A relação entre poder e responsabilidade também é destacada por Marcelo Furtado, da Coalizão Brasil, Clima, Florestas e Agricultura, que vê o agronegócio brasileiro como a solução para um mundo que está em crise, mas recomenda que o setor se organize na definição de como, em pouco tempo e com os elementos escassos, vai atender essa necessidade. “Qualquer movimento de transformação, para acontecer, precisa de poder e de visão. Poder, o agro tem, mas a visão precisa ser definida.

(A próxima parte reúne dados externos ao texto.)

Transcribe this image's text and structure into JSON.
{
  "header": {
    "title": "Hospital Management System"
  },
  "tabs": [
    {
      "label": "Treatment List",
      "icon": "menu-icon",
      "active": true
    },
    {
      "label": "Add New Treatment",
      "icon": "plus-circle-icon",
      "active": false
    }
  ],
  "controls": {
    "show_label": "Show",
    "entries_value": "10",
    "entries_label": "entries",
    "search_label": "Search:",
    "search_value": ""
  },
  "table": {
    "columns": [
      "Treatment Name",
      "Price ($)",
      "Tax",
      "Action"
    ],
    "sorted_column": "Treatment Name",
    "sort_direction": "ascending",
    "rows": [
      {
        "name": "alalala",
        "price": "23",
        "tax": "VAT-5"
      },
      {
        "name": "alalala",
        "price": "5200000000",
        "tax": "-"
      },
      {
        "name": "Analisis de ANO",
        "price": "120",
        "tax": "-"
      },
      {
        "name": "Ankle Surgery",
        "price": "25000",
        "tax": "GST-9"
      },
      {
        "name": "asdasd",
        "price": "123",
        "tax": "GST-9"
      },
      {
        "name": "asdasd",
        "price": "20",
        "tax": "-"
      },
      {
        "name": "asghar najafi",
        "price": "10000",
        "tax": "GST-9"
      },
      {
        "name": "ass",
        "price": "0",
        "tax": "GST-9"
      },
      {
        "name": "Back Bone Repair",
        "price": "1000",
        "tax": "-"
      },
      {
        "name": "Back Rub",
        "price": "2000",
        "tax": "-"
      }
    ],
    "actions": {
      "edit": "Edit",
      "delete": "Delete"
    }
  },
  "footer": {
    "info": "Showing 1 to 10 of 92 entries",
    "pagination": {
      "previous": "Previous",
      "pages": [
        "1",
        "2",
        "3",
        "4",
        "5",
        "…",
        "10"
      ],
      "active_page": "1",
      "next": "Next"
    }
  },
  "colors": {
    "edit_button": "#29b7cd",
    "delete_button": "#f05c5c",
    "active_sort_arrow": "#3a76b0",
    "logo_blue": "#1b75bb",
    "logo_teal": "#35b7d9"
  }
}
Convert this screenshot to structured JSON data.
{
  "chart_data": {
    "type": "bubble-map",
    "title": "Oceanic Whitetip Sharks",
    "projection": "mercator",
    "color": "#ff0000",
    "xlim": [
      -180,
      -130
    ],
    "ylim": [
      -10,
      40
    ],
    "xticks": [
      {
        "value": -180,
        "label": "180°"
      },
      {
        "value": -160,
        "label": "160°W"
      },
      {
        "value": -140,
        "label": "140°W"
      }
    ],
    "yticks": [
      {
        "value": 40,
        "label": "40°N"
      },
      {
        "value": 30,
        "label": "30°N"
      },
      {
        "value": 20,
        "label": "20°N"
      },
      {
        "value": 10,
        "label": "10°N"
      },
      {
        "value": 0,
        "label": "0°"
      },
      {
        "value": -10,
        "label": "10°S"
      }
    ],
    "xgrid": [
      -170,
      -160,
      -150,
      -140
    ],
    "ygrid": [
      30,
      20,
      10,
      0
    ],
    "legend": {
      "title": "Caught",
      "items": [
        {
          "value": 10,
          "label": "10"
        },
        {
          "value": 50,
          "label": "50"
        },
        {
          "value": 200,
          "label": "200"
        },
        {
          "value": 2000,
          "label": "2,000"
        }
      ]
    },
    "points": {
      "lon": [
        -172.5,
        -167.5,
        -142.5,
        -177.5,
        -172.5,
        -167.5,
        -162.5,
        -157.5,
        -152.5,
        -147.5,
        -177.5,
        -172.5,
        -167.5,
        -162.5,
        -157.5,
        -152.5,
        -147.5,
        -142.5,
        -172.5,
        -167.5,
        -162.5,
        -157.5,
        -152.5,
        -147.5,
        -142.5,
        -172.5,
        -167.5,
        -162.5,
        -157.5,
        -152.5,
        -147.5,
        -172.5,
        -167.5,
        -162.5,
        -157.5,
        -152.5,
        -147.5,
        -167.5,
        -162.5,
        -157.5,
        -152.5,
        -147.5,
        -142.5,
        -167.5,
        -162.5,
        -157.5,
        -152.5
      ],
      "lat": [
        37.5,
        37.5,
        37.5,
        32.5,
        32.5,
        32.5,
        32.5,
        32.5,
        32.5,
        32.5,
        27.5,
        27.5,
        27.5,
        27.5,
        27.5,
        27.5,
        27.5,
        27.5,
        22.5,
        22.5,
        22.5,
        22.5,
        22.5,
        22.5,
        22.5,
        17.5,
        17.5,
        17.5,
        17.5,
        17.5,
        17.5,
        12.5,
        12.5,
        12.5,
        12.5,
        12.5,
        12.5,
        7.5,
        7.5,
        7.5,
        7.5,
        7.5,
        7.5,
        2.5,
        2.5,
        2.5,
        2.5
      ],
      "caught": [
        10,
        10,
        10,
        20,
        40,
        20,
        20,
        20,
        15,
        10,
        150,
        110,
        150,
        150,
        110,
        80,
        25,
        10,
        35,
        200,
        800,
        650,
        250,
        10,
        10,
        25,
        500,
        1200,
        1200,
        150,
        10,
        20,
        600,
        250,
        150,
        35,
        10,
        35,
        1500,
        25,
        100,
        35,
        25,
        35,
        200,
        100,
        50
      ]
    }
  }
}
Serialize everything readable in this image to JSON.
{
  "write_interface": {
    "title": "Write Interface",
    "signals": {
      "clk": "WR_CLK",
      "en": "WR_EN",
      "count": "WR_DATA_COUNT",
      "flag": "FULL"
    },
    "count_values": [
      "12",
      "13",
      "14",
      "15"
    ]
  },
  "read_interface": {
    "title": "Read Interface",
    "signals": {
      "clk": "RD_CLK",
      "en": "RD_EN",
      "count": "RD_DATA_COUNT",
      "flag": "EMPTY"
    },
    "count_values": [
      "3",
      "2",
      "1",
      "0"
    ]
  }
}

Temos de investir na economia de baixo carbono, trabalhando uma equação que leve à questão da sustentabilidade e encare os desafios socioambientais”. Nesse sentido, deixou um alerta, que pode ser entendido como um dever de casa: “se o setor não liderar a transição, as regras serão montadas sem a participação das lideranças”.

A economista-chefe da XP Investimentos e especialista em macroeconomia e o representante da Coalizão Brasil, Clima, Florestas e Agricultura, participaram do 15º Congresso Brasileiro do Agronegócio, mais especificamente do painel sobre Protagonismo do Agronegócio. O evento foi promovido pela Associação Brasileira do Agronegócio (Abag), em 8 de agosto.